Cependant, il ne peut être considéré que l'assureur devait faire une offre provisionnelle prenant en compte l'intégralité des postes de préjudice correspondant à celui aujourd'hui indemnisé au terme d'une période courant à compter de l'accident, dès lors que la paralysie totale des membres inférieurs n'est apparue qu'à compter de juillet 1995 et qu'à cette date, compte tenu de son caractère psychogène, sa résorption pouvait être espérée. Par ailleurs, les rapports d'expertise judiciaire déposés avant l'arrêt du 25 mars 2008 de cette cour ayant tous conclu à l'impossibilité d'imputer la paralysie à l'accident, de même que cet arrêt, il apparaît que ce n'est qu'à compter de l' arrêt de la Cour de cassation du du 10 novembre 2009 que

l'assureur a connu l'étendue du préjudice indemnisable et qu'il était en mesure de présenter une offre provisionnelle, de sorte qu'il devait la faire au plus tard le 11 juillet 2010.

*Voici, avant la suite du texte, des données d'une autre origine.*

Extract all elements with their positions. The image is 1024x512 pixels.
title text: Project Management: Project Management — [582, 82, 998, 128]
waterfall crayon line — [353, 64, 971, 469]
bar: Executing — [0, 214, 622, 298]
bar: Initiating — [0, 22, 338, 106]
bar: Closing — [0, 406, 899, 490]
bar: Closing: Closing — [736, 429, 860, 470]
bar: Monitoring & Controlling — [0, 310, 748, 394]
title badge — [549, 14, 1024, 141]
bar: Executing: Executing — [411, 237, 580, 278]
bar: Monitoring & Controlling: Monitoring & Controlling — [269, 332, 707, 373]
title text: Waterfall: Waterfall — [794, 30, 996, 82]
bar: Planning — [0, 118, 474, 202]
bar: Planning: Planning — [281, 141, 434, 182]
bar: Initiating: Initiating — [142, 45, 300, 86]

La MAPA n'indique pas avoir fait une offre à Mme E. avant ses conclusions du 18 janvier 2011, le fait qu'elle ait toujours exécuté les décisions judiciaires étant sans pertinence au regard de l'application des articles L.211-9 et L. 211-13 du code des assurances. L'offre complète et non manifestement insuffisante formulée par ces écritures est donc tardive, de sorte que la sanction de l'article L. 221-13 est encourue du 11 juillet 2010 au 18 janvier 2011, sur la somme offerte dans les conclusions de la même date, soit 1 167 251,30 euros.

Sur les demandes annexes :

M. M. et la MAPA succombant, ils seront condamnés, in solidum, aux dépens d'appel, qui comprennent les frais des expertises judiciaires ordonnées par la cour d'appel et les frais de location d'une salle destinée aux opérations d'expertise du sapiteur, et à verser, in solidum, à Mme E. la somme de 5 000 euros sur le fondement de l'article 700 du code de procédure civile.

PAR CES MOTIFS :

La cour,

Vu les arrêts du 4 janvier 2005 et du 5 février 2012,

- Fixe le préjudice corporel de Mme E. à la somme totale de 2 486 224,63 euros,

- Condamne M. M. et la Mutuelle d'assurance des professions alimentaires, in solidum, à verser à Mme E., provisions non déduites,

* la somme de 1 709 254,20 euros en capital avec intérêts au taux légal à compter de ce jour,

* une rente trimestrielle de 9 432 euros à compter du 20 juin 2014 au titre de l'indemnité de tierce personne indexée conformément aux dispositions de l'article L. 434-17 du code de la sécurité sociale, dont le versement sera suspendu en cas d'hospitalisation d'une durée supérieure à 45 jours prise en charge par un organisme de sécurité sociale,

- Dit que les intérêts de ces sommes porteront intérêts dans les conditions de l'article 1154 du code de procédure civile, avec comme point de départ le 19 juin 2014,

- Dit que les intérêts au double du taux légal sont dus par la Mutuelle d'assurance des professions alimentaires à compter du 11 juillet 2010 jusqu'au 18 janvier 2011 sur la somme de 1 167 251,30 euros,

- Condamne M. M. et la Mutuelle d'assurance des professions alimentaires, in solidum, à verser à Mme E. la somme de 5 000 euros sur le fondement de l'article 700 du code de procédure civile,

-Rejette la demande de M. M. et la Mutuelle d'assurance des professions alimentaires formée sur le même fondement.

- Condamne M. M. et la Mutuelle d'assurance des professions alimentaires, in solidum, aux dépens d'appel et dit qu'ils pourront être recouvrés conformément à l'article 699 du code de procédure civile.